Our mission is to ensure that artificial general intelligence benefits all of humanity. As part of our mission, we want to transparently communicate progress on how AI models can help people in the real world. That’s why we’re introducing GDPval: a new evaluation designed to help us track how well our models and others perform on economically valuable, real-world tasks. We call this evaluation GDPval because we started with the concept of Gross Domestic Product (GDP) as a key economic indicator and drew tasks from the key occupations in the industries that contribute most to GDP.
People often speculate about AI’s broader impact on society, but the clearest way to understand its potential is by looking at what models are already capable of doing. History shows that major technologies—from the internet to smartphones—took more than a decade to go from invention to widespread adoption. Evaluations like GDPval help ground conversations about future AI improvements in evidence rather than guesswork, and can help us track model improvement over time.
Previous AI evaluations like challenging academic tests and competitive coding challenges have been essential in pushing the boundaries of model reasoning capabilities, but they often fall short of the kind of tasks that many people handle in their everyday work.
To bridge this gap, we’ve been developing evaluations that measure increasingly realistic and economically relevant capabilities. This progression has moved from classic academic benchmarks like MMLU (exam-style questions across dozens of subjects), to more applied evaluations like SWE-Bench (software engineering bug-fixing tasks), MLE-Bench (machine learning engineering tasks such as model training and analysis), and Paper-Bench (scientific reasoning and critique on research papers), and more recently to market-based evaluations like SWE-Lancer (freelance software engineering projects based on real payouts).
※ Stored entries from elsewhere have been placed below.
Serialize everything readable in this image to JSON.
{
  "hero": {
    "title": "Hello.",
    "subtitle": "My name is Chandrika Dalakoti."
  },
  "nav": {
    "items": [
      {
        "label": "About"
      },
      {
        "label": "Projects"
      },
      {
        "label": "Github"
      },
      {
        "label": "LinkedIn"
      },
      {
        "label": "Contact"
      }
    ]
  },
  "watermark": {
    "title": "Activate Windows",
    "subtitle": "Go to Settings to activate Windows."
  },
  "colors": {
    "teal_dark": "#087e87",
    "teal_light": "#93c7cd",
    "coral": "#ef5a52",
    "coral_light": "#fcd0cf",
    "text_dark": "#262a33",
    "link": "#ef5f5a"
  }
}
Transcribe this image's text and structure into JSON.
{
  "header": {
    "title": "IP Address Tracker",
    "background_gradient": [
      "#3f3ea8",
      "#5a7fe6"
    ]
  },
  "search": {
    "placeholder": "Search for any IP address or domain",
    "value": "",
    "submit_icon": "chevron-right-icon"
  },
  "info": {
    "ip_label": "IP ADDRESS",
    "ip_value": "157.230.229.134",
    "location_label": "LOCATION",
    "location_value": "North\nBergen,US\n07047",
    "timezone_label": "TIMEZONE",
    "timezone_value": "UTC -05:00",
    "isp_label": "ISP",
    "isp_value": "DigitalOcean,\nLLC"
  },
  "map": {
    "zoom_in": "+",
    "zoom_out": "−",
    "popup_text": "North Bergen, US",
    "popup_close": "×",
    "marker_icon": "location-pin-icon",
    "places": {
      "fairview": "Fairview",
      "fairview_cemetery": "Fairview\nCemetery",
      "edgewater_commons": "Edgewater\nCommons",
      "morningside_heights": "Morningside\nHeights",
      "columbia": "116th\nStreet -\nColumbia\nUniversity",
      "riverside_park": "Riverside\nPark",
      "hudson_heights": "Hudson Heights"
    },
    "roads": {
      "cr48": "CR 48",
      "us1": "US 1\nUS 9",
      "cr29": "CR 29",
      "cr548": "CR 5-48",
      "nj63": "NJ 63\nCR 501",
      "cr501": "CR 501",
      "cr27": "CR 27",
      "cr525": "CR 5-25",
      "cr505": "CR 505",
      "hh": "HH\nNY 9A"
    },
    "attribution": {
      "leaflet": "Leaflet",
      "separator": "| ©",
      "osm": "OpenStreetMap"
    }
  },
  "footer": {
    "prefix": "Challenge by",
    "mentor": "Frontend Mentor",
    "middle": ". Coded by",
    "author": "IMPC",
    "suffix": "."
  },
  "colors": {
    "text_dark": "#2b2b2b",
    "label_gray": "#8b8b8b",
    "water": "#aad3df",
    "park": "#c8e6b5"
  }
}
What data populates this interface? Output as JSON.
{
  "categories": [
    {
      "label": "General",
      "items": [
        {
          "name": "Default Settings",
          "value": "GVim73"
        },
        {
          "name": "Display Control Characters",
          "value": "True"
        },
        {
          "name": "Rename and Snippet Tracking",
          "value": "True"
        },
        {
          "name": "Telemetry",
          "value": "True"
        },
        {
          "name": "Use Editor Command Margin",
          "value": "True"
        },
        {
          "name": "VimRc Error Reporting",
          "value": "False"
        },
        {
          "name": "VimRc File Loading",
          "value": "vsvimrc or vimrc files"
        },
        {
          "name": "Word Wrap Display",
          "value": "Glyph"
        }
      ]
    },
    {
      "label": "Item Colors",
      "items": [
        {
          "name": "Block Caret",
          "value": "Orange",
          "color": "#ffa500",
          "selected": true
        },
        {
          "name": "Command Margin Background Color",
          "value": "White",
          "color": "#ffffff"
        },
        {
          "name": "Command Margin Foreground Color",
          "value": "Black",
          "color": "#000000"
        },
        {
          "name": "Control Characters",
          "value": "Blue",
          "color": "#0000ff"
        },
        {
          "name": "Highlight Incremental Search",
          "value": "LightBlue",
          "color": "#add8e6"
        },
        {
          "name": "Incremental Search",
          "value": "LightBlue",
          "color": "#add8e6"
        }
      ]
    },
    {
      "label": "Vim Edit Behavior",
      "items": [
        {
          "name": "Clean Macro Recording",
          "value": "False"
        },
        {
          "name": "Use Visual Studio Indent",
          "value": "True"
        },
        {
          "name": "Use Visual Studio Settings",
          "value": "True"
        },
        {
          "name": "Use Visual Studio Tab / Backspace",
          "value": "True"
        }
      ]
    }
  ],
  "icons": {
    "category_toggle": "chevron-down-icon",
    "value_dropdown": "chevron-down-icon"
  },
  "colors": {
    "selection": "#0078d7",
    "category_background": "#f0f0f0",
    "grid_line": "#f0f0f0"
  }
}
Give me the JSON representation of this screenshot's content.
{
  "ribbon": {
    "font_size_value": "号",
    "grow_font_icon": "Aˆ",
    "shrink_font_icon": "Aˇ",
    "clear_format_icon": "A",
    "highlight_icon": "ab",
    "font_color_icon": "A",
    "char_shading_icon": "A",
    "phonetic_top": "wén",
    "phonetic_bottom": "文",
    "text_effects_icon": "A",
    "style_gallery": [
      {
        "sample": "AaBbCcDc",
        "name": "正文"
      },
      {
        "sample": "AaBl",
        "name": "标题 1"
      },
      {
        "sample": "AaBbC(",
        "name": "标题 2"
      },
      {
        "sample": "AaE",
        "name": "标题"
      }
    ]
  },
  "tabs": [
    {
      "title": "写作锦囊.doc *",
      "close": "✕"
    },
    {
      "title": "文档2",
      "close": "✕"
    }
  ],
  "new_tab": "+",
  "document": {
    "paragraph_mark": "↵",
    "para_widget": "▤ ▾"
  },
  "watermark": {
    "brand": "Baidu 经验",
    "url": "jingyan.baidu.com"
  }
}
GDPval is the next step in that progression. It measures model performance on tasks drawn directly from the real-world knowledge work of experienced professionals across a wide range of occupations and sectors, providing a clearer picture on how models perform on economically valuable tasks. Evaluating models on realistic occupational tasks helps us understand not just how well they perform in the lab, but how they might support people in the work they do every day.
What GDPval measures
GDPval, the first version of this evaluation, spans 44 occupations selected from the top 9 industries contributing to U.S. GDP. The GDPval full set includes 1,320 specialized tasks (220 in the gold open-sourced set), each meticulously crafted and vetted by experienced professionals with over 14 years of experience on average from these fields. Every task is based on real work products, such as a legal brief, an engineering blueprint, a customer support conversation, or a nursing care plan.
GDPval is distinctive both in its realism and diversity of tasks being evaluated. Unlike other evaluations tied to economic value which concentrate on specific domains (e.g., SWE-Lancer), GDPval covers many tasks and occupations. And unlike benchmarks which involve synthetically creating tasks in the style of an academic exam or test (e.g., Humanity’s Last Exam or MMLU), GDPval focuses on tasks based on deliverables that are either an actual piece of work or product that exists today or are a similarly constructed piece of work product.
Unlike traditional benchmarks, GDPval tasks are not simple text prompts. They come with reference files and context, and the expected deliverables span documents, slides, diagrams, spreadsheets, and multimedia. This realism makes GDPval a more realistic test of how models might support professionals.
GDPval is an early step that doesn’t reflect the full nuance of many economic tasks. While it spans 44 occupations and hundreds of knowledge work tasks, it is limited to one-shot evaluations, so it doesn’t capture cases where a model would need to build context or improve through multiple drafts. Future versions will extend to more interactive workflows and context-rich tasks to better reflect the complexity of real-world knowledge work (see more in our Limitations section below).
How we chose occupations
GDPval covers tasks across 9 industries and 44 occupations, and future versions will continue to expand coverage. The initial 9 industries were chosen based on those contributing over 5% to U.S. GDP, as determined by data from the Federal Reserve Bank of St. Louis. Then, we selected the 5 occupations within each industry that contribute most to total wages and compensation and are predominantly knowledge work occupations, using wage and employment data from the May 2024 US Bureau of Labor Statistics (BLS) occupational employment report(opens in a new window). To determine if the occupations were predominantly knowledge work, we used task data from O*NET(opens in a new window), a database of U.S. occupational information sponsored by the U.S. Department of Labor. We classified whether each task for each occupation in O*NET was knowledge work or physical work/manual labor (requiring actions to be taken in the physical world). An occupation qualified overall as “predominantly knowledge work” if at least 60% of its component tasks were classified as not involving physical work or manual labor. We chose this 60% threshold as a starting point for the first version of GDPval, focusing on occupations where AI could have the highest impact on real-world productivity.
This process yielded 44 occupations for inclusion.